Urolithin A: A promising selective estrogen receptor modulator and 27‐hydroxycholesterol attenuator in breast cancer

Abstract

Abstract27‐hydroxycholesterol (27‐HC) is an oxysterol that acts as an endogenous selective estrogen receptor modulator (SERM), and its adverse effects on breast cancer via the estrogen receptor (ER) have provided new insights into the pathology of cholesterol–linked breast cancer. Our earlier in vitro experiments showed that the methanolic extract of pomegranate could exhibit SERM properties and compete with 27‐HC. The major constituents of pomegranate are ellagitannins and ellagic acid, which are converted into urolithins by the colonic microbiota.
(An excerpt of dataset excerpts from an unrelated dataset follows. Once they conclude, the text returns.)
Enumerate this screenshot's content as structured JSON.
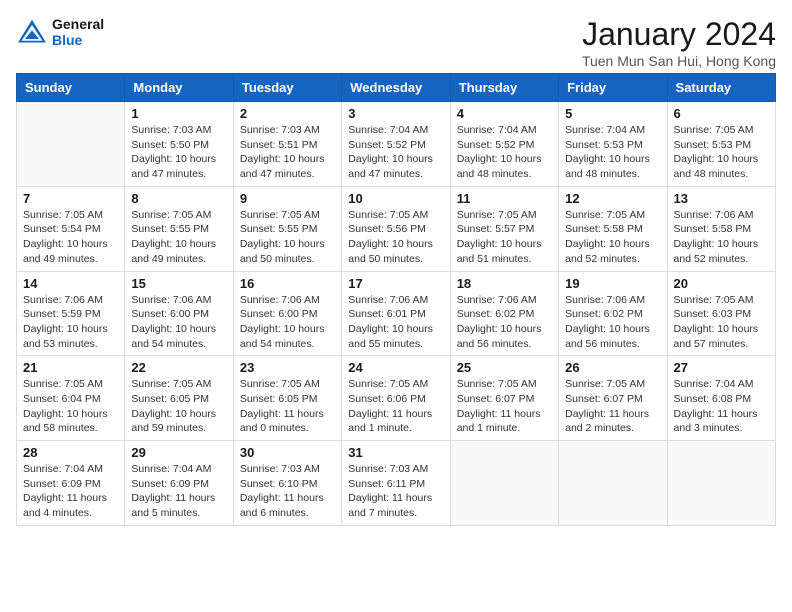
{
  "logo": {
    "line1": "General",
    "line2": "Blue"
  },
  "title": "January 2024",
  "location": "Tuen Mun San Hui, Hong Kong",
  "weekdays": [
    "Sunday",
    "Monday",
    "Tuesday",
    "Wednesday",
    "Thursday",
    "Friday",
    "Saturday"
  ],
  "weeks": [
    [
      {
        "day": null,
        "info": null
      },
      {
        "day": "1",
        "info": "Sunrise: 7:03 AM\nSunset: 5:50 PM\nDaylight: 10 hours\nand 47 minutes."
      },
      {
        "day": "2",
        "info": "Sunrise: 7:03 AM\nSunset: 5:51 PM\nDaylight: 10 hours\nand 47 minutes."
      },
      {
        "day": "3",
        "info": "Sunrise: 7:04 AM\nSunset: 5:52 PM\nDaylight: 10 hours\nand 47 minutes."
      },
      {
        "day": "4",
        "info": "Sunrise: 7:04 AM\nSunset: 5:52 PM\nDaylight: 10 hours\nand 48 minutes."
      },
      {
        "day": "5",
        "info": "Sunrise: 7:04 AM\nSunset: 5:53 PM\nDaylight: 10 hours\nand 48 minutes."
      },
      {
        "day": "6",
        "info": "Sunrise: 7:05 AM\nSunset: 5:53 PM\nDaylight: 10 hours\nand 48 minutes."
      }
    ],
    [
      {
        "day": "7",
        "info": "Sunrise: 7:05 AM\nSunset: 5:54 PM\nDaylight: 10 hours\nand 49 minutes."
      },
      {
        "day": "8",
        "info": "Sunrise: 7:05 AM\nSunset: 5:55 PM\nDaylight: 10 hours\nand 49 minutes."
      },
      {
        "day": "9",
        "info": "Sunrise: 7:05 AM\nSunset: 5:55 PM\nDaylight: 10 hours\nand 50 minutes."
      },
      {
        "day": "10",
        "info": "Sunrise: 7:05 AM\nSunset: 5:56 PM\nDaylight: 10 hours\nand 50 minutes."
      },
      {
        "day": "11",
        "info": "Sunrise: 7:05 AM\nSunset: 5:57 PM\nDaylight: 10 hours\nand 51 minutes."
      },
      {
        "day": "12",
        "info": "Sunrise: 7:05 AM\nSunset: 5:58 PM\nDaylight: 10 hours\nand 52 minutes."
      },
      {
        "day": "13",
        "info": "Sunrise: 7:06 AM\nSunset: 5:58 PM\nDaylight: 10 hours\nand 52 minutes."
      }
    ],
    [
      {
        "day": "14",
        "info": "Sunrise: 7:06 AM\nSunset: 5:59 PM\nDaylight: 10 hours\nand 53 minutes."
      },
      {
        "day": "15",
        "info": "Sunrise: 7:06 AM\nSunset: 6:00 PM\nDaylight: 10 hours\nand 54 minutes."
      },
      {
        "day": "16",
        "info": "Sunrise: 7:06 AM\nSunset: 6:00 PM\nDaylight: 10 hours\nand 54 minutes."
      },
      {
        "day": "17",
        "info": "Sunrise: 7:06 AM\nSunset: 6:01 PM\nDaylight: 10 hours\nand 55 minutes."
      },
      {
        "day": "18",
        "info": "Sunrise: 7:06 AM\nSunset: 6:02 PM\nDaylight: 10 hours\nand 56 minutes."
      },
      {
        "day": "19",
        "info": "Sunrise: 7:06 AM\nSunset: 6:02 PM\nDaylight: 10 hours\nand 56 minutes."
      },
      {
        "day": "20",
        "info": "Sunrise: 7:05 AM\nSunset: 6:03 PM\nDaylight: 10 hours\nand 57 minutes."
      }
    ],
    [
      {
        "day": "21",
        "info": "Sunrise: 7:05 AM\nSunset: 6:04 PM\nDaylight: 10 hours\nand 58 minutes."
      },
      {
        "day": "22",
        "info": "Sunrise: 7:05 AM\nSunset: 6:05 PM\nDaylight: 10 hours\nand 59 minutes."
      },
      {
        "day": "23",
        "info": "Sunrise: 7:05 AM\nSunset: 6:05 PM\nDaylight: 11 hours\nand 0 minutes."
      },
      {
        "day": "24",
        "info": "Sunrise: 7:05 AM\nSunset: 6:06 PM\nDaylight: 11 hours\nand 1 minute."
      },
      {
        "day": "25",
        "info": "Sunrise: 7:05 AM\nSunset: 6:07 PM\nDaylight: 11 hours\nand 1 minute."
      },
      {
        "day": "26",
        "info": "Sunrise: 7:05 AM\nSunset: 6:07 PM\nDaylight: 11 hours\nand 2 minutes."
      },
      {
        "day": "27",
        "info": "Sunrise: 7:04 AM\nSunset: 6:08 PM\nDaylight: 11 hours\nand 3 minutes."
      }
    ],
    [
      {
        "day": "28",
        "info": "Sunrise: 7:04 AM\nSunset: 6:09 PM\nDaylight: 11 hours\nand 4 minutes."
      },
      {
        "day": "29",
        "info": "Sunrise: 7:04 AM\nSunset: 6:09 PM\nDaylight: 11 hours\nand 5 minutes."
      },
      {
        "day": "30",
        "info": "Sunrise: 7:03 AM\nSunset: 6:10 PM\nDaylight: 11 hours\nand 6 minutes."
      },
      {
        "day": "31",
        "info": "Sunrise: 7:03 AM\nSunset: 6:11 PM\nDaylight: 11 hours\nand 7 minutes."
      },
      {
        "day": null,
        "info": null
      },
      {
        "day": null,
        "info": null
      },
      {
        "day": null,
        "info": null
      }
    ]
  ]
}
In recent years, urolithins, especially urolithin A (UA) and urolithin B (UB), have been reported to have a plethora of advantageous effects, including antiproliferative and estrogenic activities. In this study, we attempted to determine the potential of urolithins in antagonizing and counteracting the adverse effects of 27‐HC in breast cancer cells. Our findings suggested that UA had an antiproliferative capacity and attenuated the proliferative effects of 27‐HC, resulting in subsequent loss of membrane potential and apoptosis in breast cancer cells. Further, UA induced estrogen response element (ERE) transcriptional activity and modulated estrogen‐responsive genes, exhibiting a SERM‐like response concerning receptor binding. Our in vivo hollow fiber assay results showed a loss of cell viability in breast cancer cells upon UA consumption, as well as a reduction in 27‐HC‐induced proliferative activity. Additionally, it was shown that UA did not induce uterine proliferation or alter blood biochemical parameters. Based on these findings, we can conclude that UA has the potential to act as a potent estrogen receptor alpha (ERα) modulator and 27‐HC antagonist. UA is safe to consume and is very well tolerated. This study further opens up the potential of UA as ER modulator and its benefits in estrogen‐dependent tissues.